The majority opinion incorrectly states the rule for determining whether a new trial should be granted. Article 851 of the Louisiana Code of Criminal Procedure provides in pertinent part,

The court, on motion of the defendant shall grant a new trial whenever: * * * (3) New and material evidence that notwithstanding the exercise of reasonable *835 diligence by the defendant, was not discovered before or during the trial, is available, and if the evidence had been introduced at the trial it would probably have changed the verdict or judgment of guilty; * * *

The language of the provision conforms with the corresponding provision of Section 364 of the American Law Institute Code of Criminal Procedure and clearly indicates that the standard to apply is whether the newly discovered evidence would probably have changed the verdict if it had been introduced. See La.C.Cr.P. art. 851, Official Revision Comment d. As we declared in State v. Talbot, 408 So. 2d 861, 885 (La. 1981) (On rehearing), it is this statutory standard which must apply and not some court's private opinion of what the statute ought to be.

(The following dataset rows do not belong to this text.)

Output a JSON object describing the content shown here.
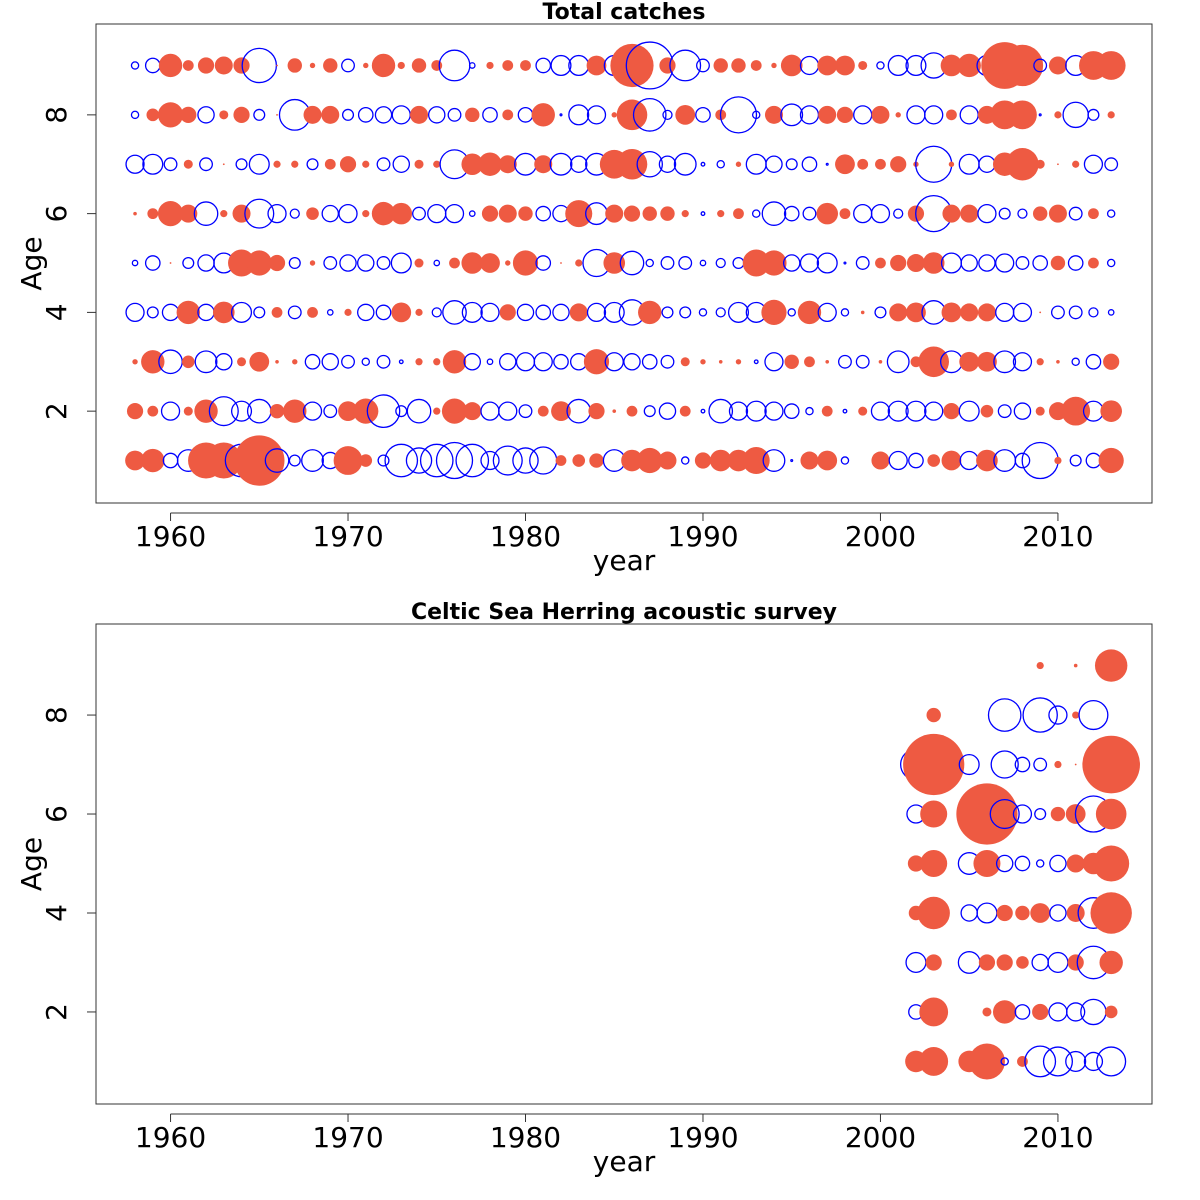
{
  "chart_data": [
    {
      "type": "bubble",
      "title": "Total catches",
      "x_label": "year",
      "y_label": "Age",
      "positive_color": "#ee5a42",
      "negative_color": "#0000ff",
      "xlim": [
        1955.8,
        2015.3
      ],
      "ylim": [
        0.14,
        9.84
      ],
      "xticks": [
        1960,
        1970,
        1980,
        1990,
        2000,
        2010
      ],
      "yticks": [
        2,
        4,
        6,
        8
      ],
      "x": [
        1958,
        1959,
        1960,
        1961,
        1962,
        1963,
        1964,
        1965,
        1966,
        1967,
        1968,
        1969,
        1970,
        1971,
        1972,
        1973,
        1974,
        1975,
        1976,
        1977,
        1978,
        1979,
        1980,
        1981,
        1982,
        1983,
        1984,
        1985,
        1986,
        1987,
        1988,
        1989,
        1990,
        1991,
        1992,
        1993,
        1994,
        1995,
        1996,
        1997,
        1998,
        1999,
        2000,
        2001,
        2002,
        2003,
        2004,
        2005,
        2006,
        2007,
        2008,
        2009,
        2010,
        2011,
        2012,
        2013
      ],
      "y": [
        1,
        2,
        3,
        4,
        5,
        6,
        7,
        8,
        9
      ],
      "values": [
        [
          1.1,
          1.3,
          -0.8,
          -1.2,
          2.0,
          2.0,
          -1.8,
          2.8,
          -1.3,
          -0.6,
          -1.2,
          -0.9,
          1.6,
          0.7,
          -0.6,
          -1.8,
          -1.4,
          -1.8,
          -2.0,
          -1.8,
          -1.0,
          -1.6,
          -1.4,
          -1.5,
          0.6,
          0.7,
          0.8,
          -1.2,
          1.2,
          1.4,
          1.0,
          -0.4,
          0.9,
          1.2,
          1.2,
          1.5,
          -1.2,
          -0.1,
          1.0,
          1.1,
          -0.4,
          0.0,
          1.0,
          -1.0,
          -0.8,
          0.7,
          1.1,
          -1.0,
          1.2,
          -1.2,
          -0.8,
          -2.0,
          0.4,
          -0.6,
          -0.8,
          1.4
        ],
        [
          0.9,
          0.6,
          -1.0,
          0.5,
          1.3,
          -1.6,
          -1.1,
          -1.3,
          0.8,
          1.3,
          -1.0,
          -0.7,
          1.1,
          1.4,
          -1.8,
          -0.6,
          -1.3,
          0.4,
          1.4,
          1.0,
          -1.0,
          -1.0,
          -0.7,
          0.6,
          1.1,
          -1.3,
          0.9,
          0.2,
          0.6,
          -0.6,
          -0.9,
          0.6,
          -0.2,
          -1.3,
          -1.0,
          -1.1,
          -1.0,
          -0.8,
          -0.4,
          0.6,
          -0.2,
          0.5,
          -1.0,
          -1.1,
          -1.1,
          -1.0,
          0.9,
          -1.1,
          0.7,
          -0.7,
          -0.9,
          0.5,
          1.0,
          1.6,
          -1.1,
          1.2
        ],
        [
          0.3,
          1.3,
          -1.3,
          0.7,
          -1.2,
          -0.9,
          0.5,
          1.1,
          0.2,
          0.3,
          -0.8,
          -0.9,
          -0.7,
          -0.4,
          -0.7,
          -0.2,
          0.4,
          0.4,
          1.3,
          -0.9,
          -0.3,
          -0.9,
          -1.0,
          -1.0,
          -0.8,
          -0.9,
          1.4,
          -1.0,
          -0.9,
          -0.8,
          -0.7,
          0.5,
          0.3,
          0.2,
          0.3,
          -0.2,
          -1.0,
          0.8,
          0.6,
          0.2,
          -0.7,
          -0.7,
          0.2,
          -1.2,
          0.6,
          1.7,
          -1.2,
          1.1,
          1.1,
          -1.2,
          -1.0,
          0.4,
          0.2,
          -0.4,
          -0.8,
          0.9
        ],
        [
          -1.0,
          -0.6,
          -0.9,
          1.3,
          -0.9,
          1.2,
          -1.1,
          -0.6,
          0.6,
          -0.7,
          0.6,
          -0.3,
          0.4,
          -0.9,
          -0.8,
          1.1,
          0.4,
          -0.5,
          -1.3,
          -1.1,
          -1.0,
          0.9,
          -0.9,
          -0.8,
          -0.9,
          1.0,
          -1.0,
          -1.1,
          -1.4,
          1.3,
          -0.6,
          -0.6,
          -0.4,
          -0.5,
          -1.1,
          -1.1,
          1.4,
          -0.4,
          1.3,
          -1.0,
          -0.4,
          0.2,
          -0.6,
          1.0,
          1.1,
          -1.3,
          1.1,
          1.0,
          1.0,
          -1.0,
          -1.0,
          0.1,
          -0.7,
          -0.7,
          -0.5,
          -0.3
        ],
        [
          -0.3,
          -0.8,
          0.1,
          -0.6,
          -0.9,
          -1.1,
          1.5,
          1.4,
          0.9,
          -0.6,
          0.3,
          -0.7,
          -0.9,
          -0.9,
          -0.7,
          -1.1,
          0.5,
          -0.3,
          0.6,
          1.2,
          1.1,
          0.3,
          1.4,
          -0.8,
          0.1,
          0.4,
          -1.5,
          1.2,
          -1.3,
          -0.4,
          -0.7,
          -0.7,
          -0.3,
          -0.5,
          -0.6,
          1.5,
          1.4,
          -0.9,
          -1.0,
          -1.1,
          -0.1,
          -0.7,
          0.6,
          0.9,
          1.0,
          1.2,
          -1.1,
          -0.9,
          -0.9,
          -1.0,
          -0.7,
          -0.8,
          0.8,
          -0.8,
          0.6,
          -0.4
        ],
        [
          0.2,
          0.6,
          1.4,
          1.0,
          -1.3,
          0.4,
          1.0,
          -1.6,
          -1.0,
          -0.5,
          0.7,
          -0.9,
          -1.0,
          0.4,
          1.3,
          1.2,
          -0.7,
          -1.0,
          -1.0,
          -0.3,
          0.9,
          1.0,
          0.8,
          -0.8,
          -0.9,
          1.5,
          -1.2,
          1.0,
          0.9,
          0.8,
          0.8,
          0.4,
          -0.2,
          0.4,
          0.6,
          -0.4,
          -1.3,
          -0.8,
          -0.7,
          1.2,
          0.6,
          -1.0,
          -1.0,
          -0.5,
          0.9,
          -2.0,
          1.0,
          1.0,
          -1.0,
          -0.6,
          -0.5,
          0.8,
          1.0,
          -0.7,
          0.6,
          -0.4
        ],
        [
          -1.0,
          -1.1,
          -0.7,
          0.5,
          -0.7,
          0.1,
          -0.6,
          -1.1,
          0.4,
          0.4,
          -0.6,
          0.6,
          0.9,
          0.4,
          -0.7,
          -0.9,
          0.5,
          0.4,
          -1.6,
          1.2,
          1.3,
          1.0,
          -1.2,
          1.0,
          -1.2,
          -0.9,
          -1.2,
          1.6,
          1.7,
          -1.4,
          -0.9,
          -1.2,
          -0.2,
          -0.4,
          0.3,
          -1.1,
          -0.9,
          -0.6,
          -0.8,
          -0.1,
          1.1,
          0.6,
          0.6,
          0.9,
          0.3,
          -2.0,
          0.3,
          -1.1,
          -0.9,
          1.3,
          1.8,
          0.5,
          0.1,
          0.4,
          -1.0,
          -0.7
        ],
        [
          -0.4,
          0.7,
          1.4,
          0.9,
          -0.9,
          0.5,
          0.9,
          -0.6,
          0.1,
          -1.7,
          1.0,
          1.0,
          -0.6,
          -0.8,
          -0.9,
          -1.0,
          1.0,
          -0.9,
          -0.7,
          0.8,
          -0.8,
          0.6,
          -0.8,
          1.3,
          -0.1,
          -1.1,
          -1.0,
          0.3,
          1.7,
          -1.8,
          -0.5,
          1.1,
          -0.8,
          0.6,
          -2.0,
          -0.4,
          1.0,
          -1.2,
          -1.0,
          1.0,
          0.9,
          -1.0,
          1.0,
          0.3,
          -1.0,
          -1.0,
          0.6,
          -1.0,
          1.0,
          1.6,
          1.6,
          -0.1,
          0.4,
          -1.4,
          -0.6,
          0.4
        ],
        [
          -0.4,
          -0.8,
          1.3,
          0.6,
          0.9,
          1.0,
          0.9,
          -1.9,
          0.1,
          0.8,
          0.3,
          0.8,
          -0.7,
          0.3,
          1.3,
          0.4,
          0.8,
          0.6,
          -1.7,
          -0.3,
          0.4,
          0.6,
          0.6,
          -0.8,
          -1.1,
          -1.1,
          1.1,
          -1.1,
          2.4,
          -2.6,
          0.9,
          -1.7,
          -0.7,
          0.8,
          0.8,
          0.6,
          0.3,
          1.2,
          -1.0,
          1.1,
          1.1,
          0.5,
          -0.4,
          -1.1,
          -1.1,
          -1.4,
          1.2,
          1.3,
          -1.1,
          2.6,
          2.3,
          -0.7,
          1.0,
          -1.1,
          1.6,
          1.6
        ]
      ]
    },
    {
      "type": "bubble",
      "title": "Celtic Sea Herring acoustic survey",
      "x_label": "year",
      "y_label": "Age",
      "positive_color": "#ee5a42",
      "negative_color": "#0000ff",
      "xlim": [
        1955.8,
        2015.3
      ],
      "ylim": [
        0.14,
        9.84
      ],
      "xticks": [
        1960,
        1970,
        1980,
        1990,
        2000,
        2010
      ],
      "yticks": [
        2,
        4,
        6,
        8
      ],
      "x": [
        2002,
        2003,
        2004,
        2005,
        2006,
        2007,
        2008,
        2009,
        2010,
        2011,
        2012,
        2013
      ],
      "y": [
        1,
        2,
        3,
        4,
        5,
        6,
        7,
        8,
        9
      ],
      "values": [
        [
          1.2,
          1.6,
          null,
          1.2,
          2.0,
          -0.4,
          0.6,
          -1.7,
          -1.6,
          -1.1,
          -1.0,
          -1.6
        ],
        [
          -0.8,
          1.6,
          null,
          null,
          0.5,
          1.3,
          -0.8,
          0.9,
          -1.0,
          -1.0,
          -1.4,
          0.7
        ],
        [
          -1.1,
          0.9,
          null,
          -1.2,
          0.9,
          0.9,
          0.7,
          -0.9,
          -1.1,
          0.9,
          -1.8,
          1.3
        ],
        [
          0.8,
          1.8,
          null,
          -0.9,
          -1.1,
          0.9,
          0.8,
          1.1,
          -0.9,
          1.0,
          -1.7,
          2.3
        ],
        [
          0.9,
          1.5,
          null,
          -1.2,
          1.5,
          -0.9,
          -0.8,
          -0.4,
          -0.9,
          1.0,
          1.2,
          2.0
        ],
        [
          -1.0,
          1.5,
          null,
          -1.2,
          3.4,
          -1.6,
          -1.0,
          -0.6,
          0.8,
          1.1,
          -2.0,
          1.7
        ],
        [
          -1.7,
          3.4,
          null,
          -1.1,
          null,
          -1.5,
          -0.8,
          -0.7,
          0.4,
          0.1,
          -1.1,
          3.2
        ],
        [
          null,
          0.8,
          null,
          null,
          null,
          -1.8,
          null,
          -1.9,
          -1.0,
          0.4,
          -1.6,
          null
        ],
        [
          null,
          null,
          null,
          null,
          null,
          null,
          null,
          0.4,
          null,
          0.2,
          null,
          1.8
        ]
      ]
    }
  ]
}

The evidence is more favorable to the defendant than the majority opinion may indicate. Henrine Brown testified unequivocally at the second evidentiary hearing that the victim "had a knife in her hand at the time of the murder." A letter written by Brown before the time of this hearing bolstered her claims that the victim was armed at the time of the shooting. Testimony at trial suggested that Brown may have admitted in a telephone conversation to taking the knife from the injured victim.

NOTES

[*] Judges Melvin A. Shortess, Burrell J. Carter and Felix H. Savoie, Jr. of the First Circuit Court of Appeal participated in this decision as Associate Justices Ad Hoc, joined by Chief Justice Dixon and Associate Justices Calogero, Marcus and Dennis.